The manuscript by Nickerson et al described the development of a revised protocol for trypsin digestion in MS application. The authors showed that trypsin digestion at 47 C with calcium for only 1 h can achieve comparable or better cleavage compared to conventional 37 C overnight condition. Elevated temperature and calcium have been studied for trypsin in accelerating digestion or stabilizing it. Based on the results showed in the manuscript, the main advantage of this revised protocol is efficiency. However, the problems such as protein destabilization caused by using higher than physiological temperature cannot be excluded. As a result, it is hard to conclude that this optimized protocol could replace current approach. In summary, despite the considerable amount of information included in this manuscript, this reviewer cannot recommend this paper for publication.

Some other points:

1.     In Figure 1 the authors showed elevated trypsin activity with increased temperature and calcium. A control experiment without trypsin is needed to confirm that the substrate doesn’t degrade at high temperature.

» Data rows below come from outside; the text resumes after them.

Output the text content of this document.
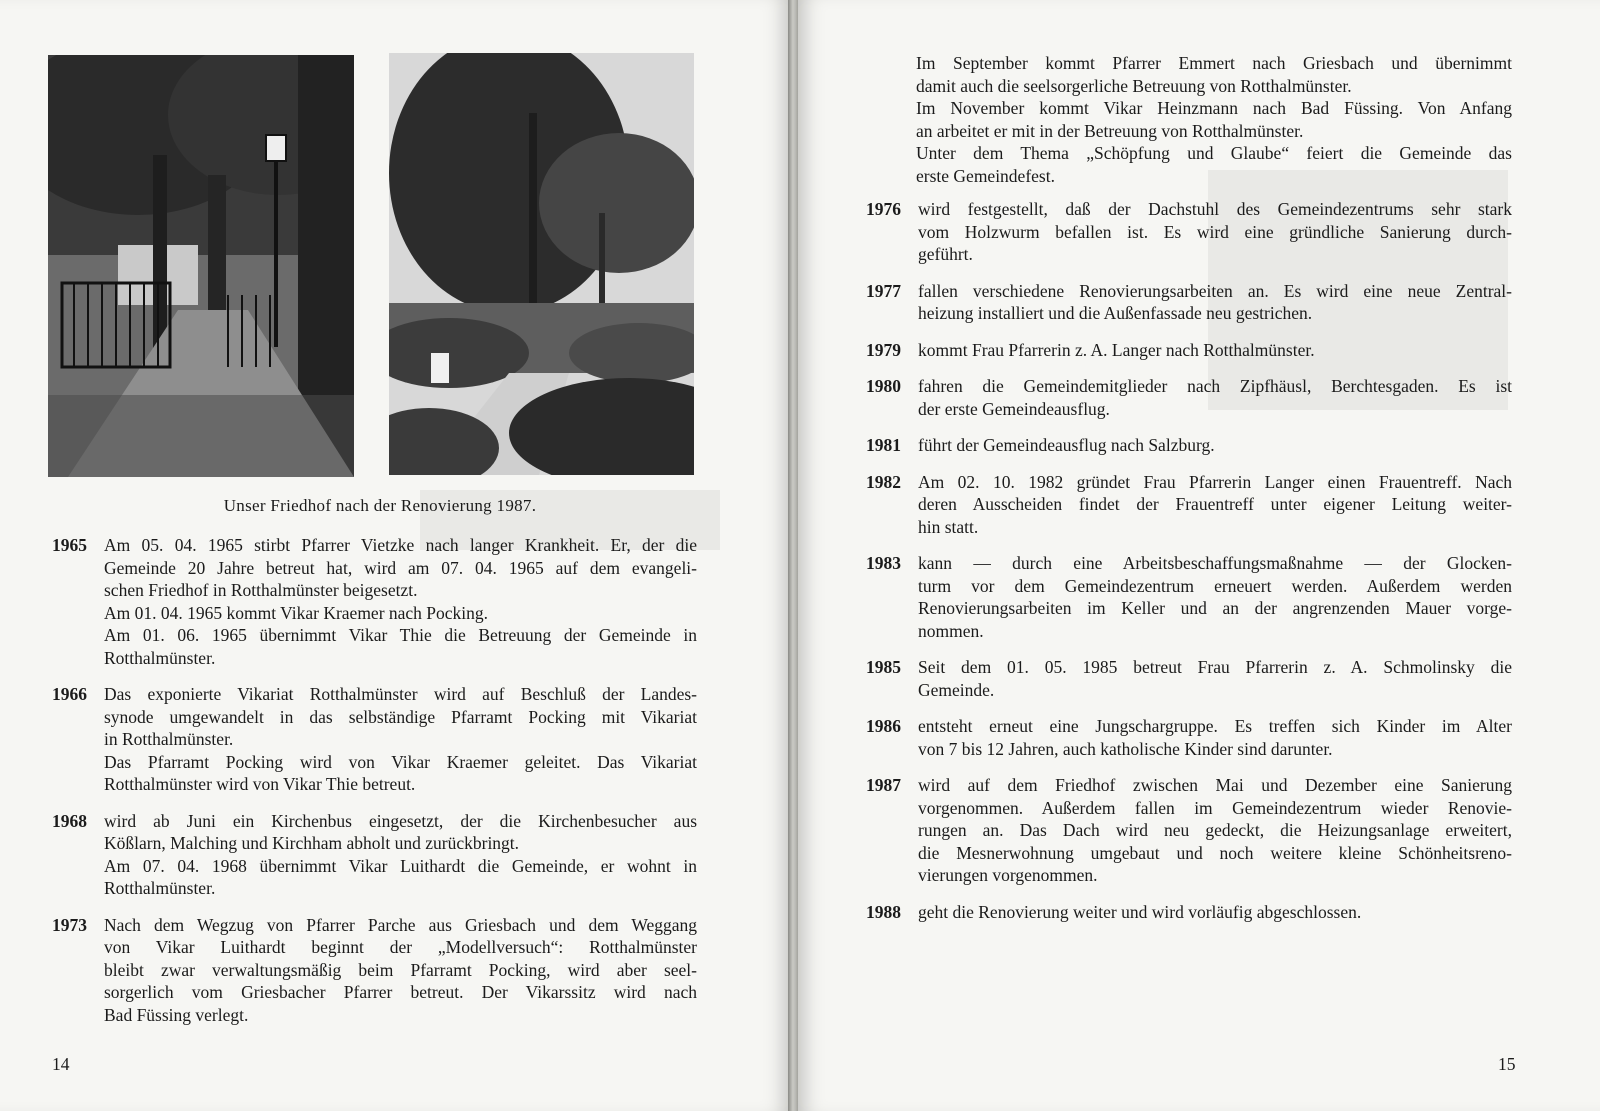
Unser Friedhof nach der Renovierung 1987.
1965 Am 05. 04. 1965 stirbt Pfarrer Vietzke nach langer Krankheit. Er, der die
Gemeinde 20 Jahre betreut hat, wird am 07. 04. 1965 auf dem evangeli-
schen Friedhof in Rotthalmünster beigesetzt.
Am 01. 04. 1965 kommt Vikar Kraemer nach Pocking.
Am 01. 06. 1965 übernimmt Vikar Thie die Betreuung der Gemeinde in
Rotthalmünster.
1966 Das exponierte Vikariat Rotthalmünster wird auf Beschluß der Landes-
synode umgewandelt in das selbständige Pfarramt Pocking mit Vikariat
in Rotthalmünster.
Das Pfarramt Pocking wird von Vikar Kraemer geleitet. Das Vikariat
Rotthalmünster wird von Vikar Thie betreut.
1968 wird ab Juni ein Kirchenbus eingesetzt, der die Kirchenbesucher aus
Kößlarn, Malching und Kirchham abholt und zurückbringt.
Am 07. 04. 1968 übernimmt Vikar Luithardt die Gemeinde, er wohnt in
Rotthalmünster.
1973 Nach dem Wegzug von Pfarrer Parche aus Griesbach und dem Weggang
von Vikar Luithardt beginnt der „Modellversuch“: Rotthalmünster
bleibt zwar verwaltungsmäßig beim Pfarramt Pocking, wird aber seel-
sorgerlich vom Griesbacher Pfarrer betreut. Der Vikarssitz wird nach
Bad Füssing verlegt.
14
Im September kommt Pfarrer Emmert nach Griesbach und übernimmt
damit auch die seelsorgerliche Betreuung von Rotthalmünster.
Im November kommt Vikar Heinzmann nach Bad Füssing. Von Anfang
an arbeitet er mit in der Betreuung von Rotthalmünster.
Unter dem Thema „Schöpfung und Glaube“ feiert die Gemeinde das
erste Gemeindefest.
1976 wird festgestellt, daß der Dachstuhl des Gemeindezentrums sehr stark
vom Holzwurm befallen ist. Es wird eine gründliche Sanierung durch-
geführt.
1977 fallen verschiedene Renovierungsarbeiten an. Es wird eine neue Zentral-
heizung installiert und die Außenfassade neu gestrichen.
1979 kommt Frau Pfarrerin z. A. Langer nach Rotthalmünster.
1980 fahren die Gemeindemitglieder nach Zipfhäusl, Berchtesgaden. Es ist
der erste Gemeindeausflug.
1981 führt der Gemeindeausflug nach Salzburg.
1982 Am 02. 10. 1982 gründet Frau Pfarrerin Langer einen Frauentreff. Nach
deren Ausscheiden findet der Frauentreff unter eigener Leitung weiter-
hin statt.
1983 kann — durch eine Arbeitsbeschaffungsmaßnahme — der Glocken-
turm vor dem Gemeindezentrum erneuert werden. Außerdem werden
Renovierungsarbeiten im Keller und an der angrenzenden Mauer vorge-
nommen.
1985 Seit dem 01. 05. 1985 betreut Frau Pfarrerin z. A. Schmolinsky die
Gemeinde.
1986 entsteht erneut eine Jungschargruppe. Es treffen sich Kinder im Alter
von 7 bis 12 Jahren, auch katholische Kinder sind darunter.
1987 wird auf dem Friedhof zwischen Mai und Dezember eine Sanierung
vorgenommen. Außerdem fallen im Gemeindezentrum wieder Renovie-
rungen an. Das Dach wird neu gedeckt, die Heizungsanlage erweitert,
die Mesnerwohnung umgebaut und noch weitere kleine Schönheitsreno-
vierungen vorgenommen.
1988 geht die Renovierung weiter und wird vorläufig abgeschlossen.
15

2.     In Figure 6, some data points have error bars, and some don’t.

Author Response

The manuscript by Nickerson et al described the development of a revised protocol for trypsin digestion in MS application. The authors showed that trypsin digestion at 47 C with calcium for only 1 h can achieve comparable or better cleavage compared to conventional 37 C overnight condition. Elevated temperature and calcium have been studied for trypsin in accelerating digestion or stabilizing it. Based on the results showed in the manuscript, the main advantage of this revised protocol is efficiency. However, the problems such as protein destabilization caused by using higher than physiological temperature cannot be excluded. As a result, it is hard to conclude that this optimized protocol could replace current approach. In summary, despite the considerable amount of information included in this manuscript, this reviewer cannot recommend this paper for publication.

The (main) advantages of the revised protocol include:

• Faster digestion
• More complete digestion
• More selective digestion
• Increased peptides and proteome coverage
• More economical protocol relative to ‘proteomics grade’ trypsin

Our study also demonstrates that the initial trypsin activity measurements (often used to justify an ‘enhanced’ digestion protocol are a poor indicator of the overall efficiency of a digestion. We therefore provide a mathematical model supporting cumulative trypsin activity as a better indicator of digestion efficiency. Through this model and our experimental results, we demonstrate the importance of including calcium at elevated temperature to maintain tryptic activity over extended periods.

Proteins and proteome mixtures are subjected to elevated temperatures as standard practice in most proteomics workflows. For example, the DTT reduction step performed prior to trypsin digestion occurs at 56^oC. Granted, the higher order structure of the protein will be destabilized at elevated temperatures. This is, in fact, the reason why a 67^oC digestion is ineffective; not only is trypsin stability lost, but protein precipitation is increasingly evident.

Our results collectively demonstrate that a 47^oC digestion produces peptides in greater abundance. Had the proteins been lost to heat-induced precipitation, this would not be the case.

Some other points:

1. In Figure 1 the authors showed elevated trypsin activity with increased temperature and calcium. A control experiment without trypsin is needed to confirm that the substrate doesn’t degrade at high temperature.

We performed BAEE activity assays in the absence of trypsin (line 112-113 of revised manuscript). The substrate is stable at elevated temperatures.

2. In Figure 6, some data points have error bars, and some don’t.

 As described in the methods section (lines 144-149), each LC-MS injection included a light labeled experimental condition along with a heavy-labeled conventional digest control. This therefore served as a replicate to infer reproducibility across runs. The error bars on the % Total Peptide Intensity from the conventional digest represent the standard deviation across 5 injections.

Round 2

Reviewer 3 Report

The authors addressed most of my concerns.